MONZON, C; PAGOTTO, R; MONDILLO, C; BESIO MORENO, M; PIGNATARO, OP

Congreso; XLVI Reunión Anual de la SAIB; 2010

XLVI Reunión Anual de la Sociedad Argentina de Investigación en Bioquímica y Biología Molecular

Heme oxygenase (HO) catalyzes the degradation of heme into three biologically active products: CO, biliverdine and Fe2+. The HO system provides cellular protection through the concerted action of its derivatives involving anti-apoptotic, anti-inflammatory and anti-oxidative mechanisms in many injury and disease models.
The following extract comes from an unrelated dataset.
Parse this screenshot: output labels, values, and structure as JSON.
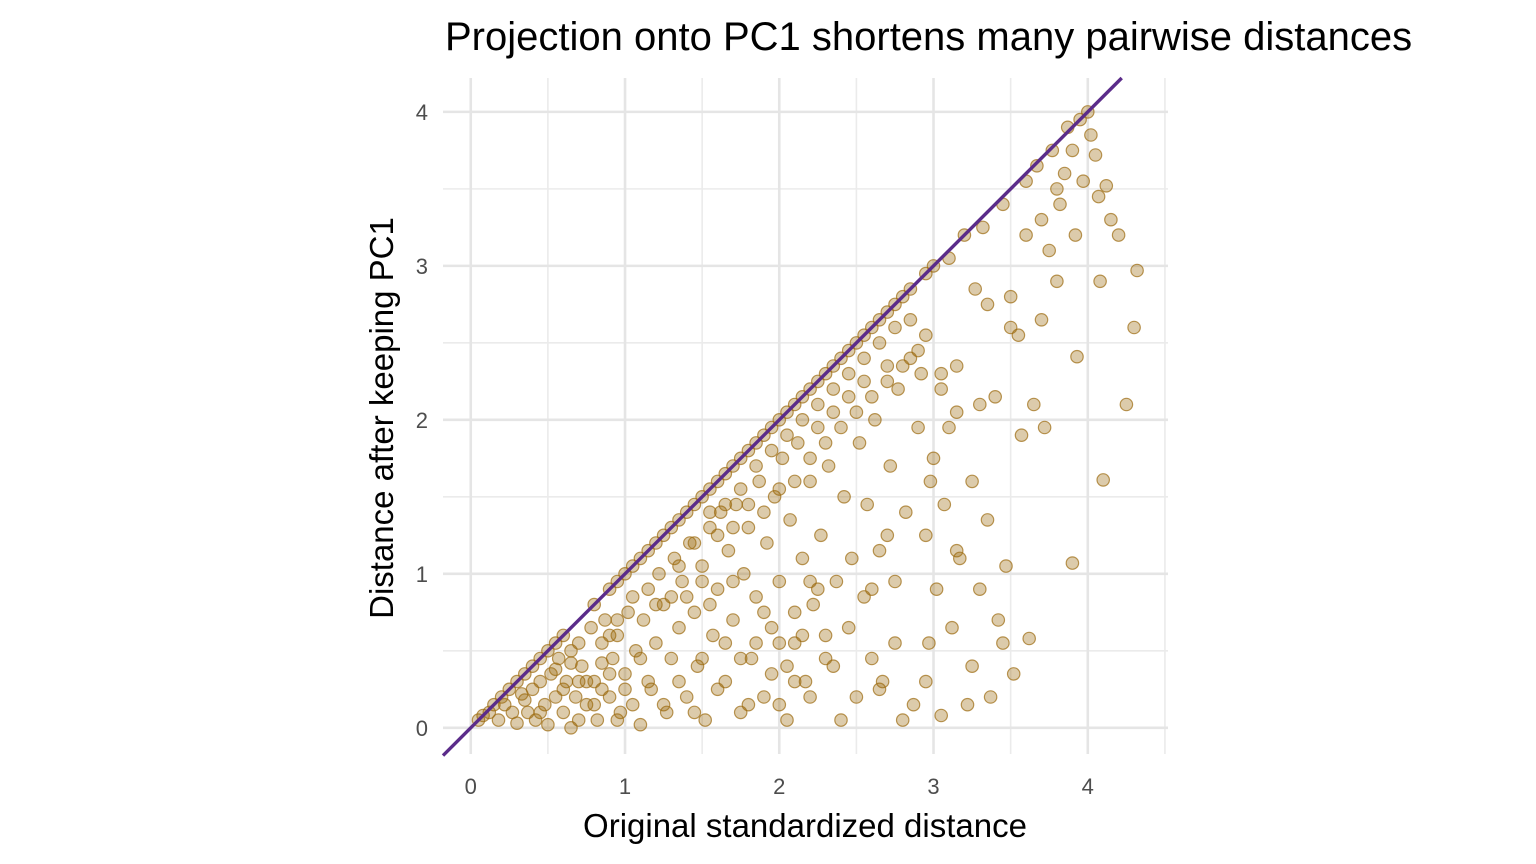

HO-1 (HO inducible isoform) expression responds to different stressors, pathophysiological states and it is interestingly increased in tumors. We previously reported that HO-1 induction modulates Leydig cell (LC) steroidogenesis and we suggested a cytoprotective effect on these cells.  In this study we aimed to evaluate the effects of HO-1 on LC proliferation. In order to achieve this, we tested different concentrations of hemin (HO-1 inducer) on MA-10 Leydig tumor cells and 33-day old Sprague-Dawley rat LC. Proliferation was assessed by MTT and 3H-Thymidine incorporation assays. Cell viability was tested by Trypan blue exclusion method.  The results indicated that HO-1 inhibits LC proliferation in both experimental models when treated with hemin, in a concentration-dependent manner. Cytotoxic effects were not observed. We suggest that HO-1 would be exerting one of its cytoprotective mechanisms by truncating cell cycle progression through mechanisms still to be elucidated. X814-UBA, PIP5525-CONICET & PICT 05-38281 to OPP.